Anlässlich der Fertigstellung des Zentrums für Mikro- und Nanostrukturen lud der Vizerektor für Digitalisierung und Infrastruktur zu einem exklusiven Blick auf die Historie des Areals und einem gemeinsamen Blick in die Zukunft des ehemaligen Gußhauses:

Plan des Gußhaus-Areals um 1769; Stich von Josef Daniel Huber @ WienMuseum

Das Gußhaus-Areal um 1769; Stich von Josef Daniel Huber @ WienMuseum

Ehemaliger Ofen des Gußhauses im Bereich der Rampe zum "alten" Elektrotechnik Institut

Ehemaliger Ofen des Gußhauses im Bereich der Rampe zum "alten" Elektrotechnik Institut

Historischer Gang und Lüftungsschacht – daneben der neue Kollektorgang

Historischer Gang und Lüftungsschacht – daneben der neue Kollektorgang

Die ehemalige Gußhalle, heute ein Seminarraum

Die ehemalige Gußhalle, heute ein Seminarraum

Nun bieten Schaufenster, ausgewählte Artefakte und Informationstafeln einen interessanten Rückblick auf die wechselvolle Geschichte des Gußhaus-Areals.

Ursprünglich landwirtschaftlich genutzt, dann Teil des kaiserlichen Lustschlosses "Favorita" wurde ab 1744 die Kanonengießerei aus der Innenstadt hierher verlegt. 1763 erfolgte die Errichtung des "feuerfesten" k. k. Gußhauses: daher der Name "Gußhaus" bzw. das Gußhausviertel. 1851 ordnete der Kaiser die Umwandlung in eine Kunstgießerei an; ab 1869 Wohnhaus und Atelier des bekannten Ringstraßenmalers Hans Makart.

Ab 1900 wurde das Areal zunehmend vom Technischen Polytechnikum, heute die Technische Universität Wien, genutzt und bestand zum Schluss aus einem historischen denkmalgeschützten Kern und mehreren später errichteten Zubauten, in denen in den letzten Jahrzehnten die Technische Versuchs- und Forschungsanstalt (TVFA) einen Teil ihrer Werkstätten hatte.

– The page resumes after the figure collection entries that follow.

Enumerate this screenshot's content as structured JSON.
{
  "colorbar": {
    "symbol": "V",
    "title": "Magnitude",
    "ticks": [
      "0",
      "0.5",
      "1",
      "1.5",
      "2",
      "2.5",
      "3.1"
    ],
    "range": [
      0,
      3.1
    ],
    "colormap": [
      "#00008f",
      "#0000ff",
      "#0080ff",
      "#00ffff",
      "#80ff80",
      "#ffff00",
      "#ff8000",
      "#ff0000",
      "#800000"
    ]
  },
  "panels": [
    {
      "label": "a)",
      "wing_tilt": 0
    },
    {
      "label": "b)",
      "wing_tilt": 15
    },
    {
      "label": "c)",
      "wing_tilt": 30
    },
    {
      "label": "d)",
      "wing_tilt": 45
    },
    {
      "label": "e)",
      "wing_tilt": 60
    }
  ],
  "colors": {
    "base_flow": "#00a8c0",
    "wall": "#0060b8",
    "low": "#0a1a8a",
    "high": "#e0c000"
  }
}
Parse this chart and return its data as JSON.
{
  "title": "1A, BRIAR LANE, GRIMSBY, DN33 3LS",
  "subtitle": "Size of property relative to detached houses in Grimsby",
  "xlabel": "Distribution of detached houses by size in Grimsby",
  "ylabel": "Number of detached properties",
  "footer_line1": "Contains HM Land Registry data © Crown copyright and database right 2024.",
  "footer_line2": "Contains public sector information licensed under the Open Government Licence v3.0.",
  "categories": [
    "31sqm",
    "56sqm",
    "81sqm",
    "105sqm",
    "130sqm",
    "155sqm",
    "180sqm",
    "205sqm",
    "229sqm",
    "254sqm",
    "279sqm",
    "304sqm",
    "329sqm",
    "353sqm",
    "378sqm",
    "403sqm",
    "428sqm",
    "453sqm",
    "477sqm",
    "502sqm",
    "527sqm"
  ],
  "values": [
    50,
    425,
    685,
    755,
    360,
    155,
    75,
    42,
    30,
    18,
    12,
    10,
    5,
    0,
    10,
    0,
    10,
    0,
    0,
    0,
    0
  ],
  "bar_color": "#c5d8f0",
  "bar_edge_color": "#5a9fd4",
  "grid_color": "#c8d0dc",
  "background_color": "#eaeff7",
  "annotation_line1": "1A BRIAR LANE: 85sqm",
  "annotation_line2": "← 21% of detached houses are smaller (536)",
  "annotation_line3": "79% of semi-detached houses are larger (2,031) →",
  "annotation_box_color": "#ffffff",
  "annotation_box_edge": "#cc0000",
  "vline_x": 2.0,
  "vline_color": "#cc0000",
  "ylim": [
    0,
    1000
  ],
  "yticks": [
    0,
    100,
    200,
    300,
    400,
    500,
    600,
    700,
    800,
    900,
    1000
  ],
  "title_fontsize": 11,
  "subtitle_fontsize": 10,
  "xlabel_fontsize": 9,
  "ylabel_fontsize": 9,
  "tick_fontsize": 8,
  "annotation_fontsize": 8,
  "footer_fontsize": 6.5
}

Im Zuge der Errichtung des neuen Institutsgebäudes am Campus Gußhaus wurden 2016–2018 diese Zubauten abgebrochen. Der historische Kern wurde, soweit dies möglich war, aufwendig saniert und in den Neubau des neuen Laborgebäudes integriert. Speziell mit den noch ursprünglich erhaltenen Bereichen des Kuppelraums aus dem 18. Jahrhundert (Gewölberaum – Gußhalle), Teilen der südlichen Hauswand und des Schacht- und Belüftungssystems im Keller bilden diese historischen Räume, Elemente und Motive einen spannenden Kontrast zu den direkt angrenzenden hochtechnisierten Labor- und Reinräumen.

Parallel dazu wurde das gesamte Areal vom Bundesdenkmalamtes (BDA) und der Wiener Stadtarchäologie umfassend archäologisch befundet und die historische Substanz dokumentiert. So wurden im Bereich der Rampe zum "alten Elektroinstitut" weitere archäologische Funde, insbesondere einer der ehemaligen Brennöfen, freigelegt.

Das neue Zentrum für Mikro- und Nanostrukturen mit seinen sechs Reinräumen inkl. hochmoderner Haustechnik bietet nun die Möglichkeit für fakultätsübergreifende Spitzenforschung auf Weltniveau. Geforscht wird an eigenen Projekten von der Grundlage bis zur Anwendung.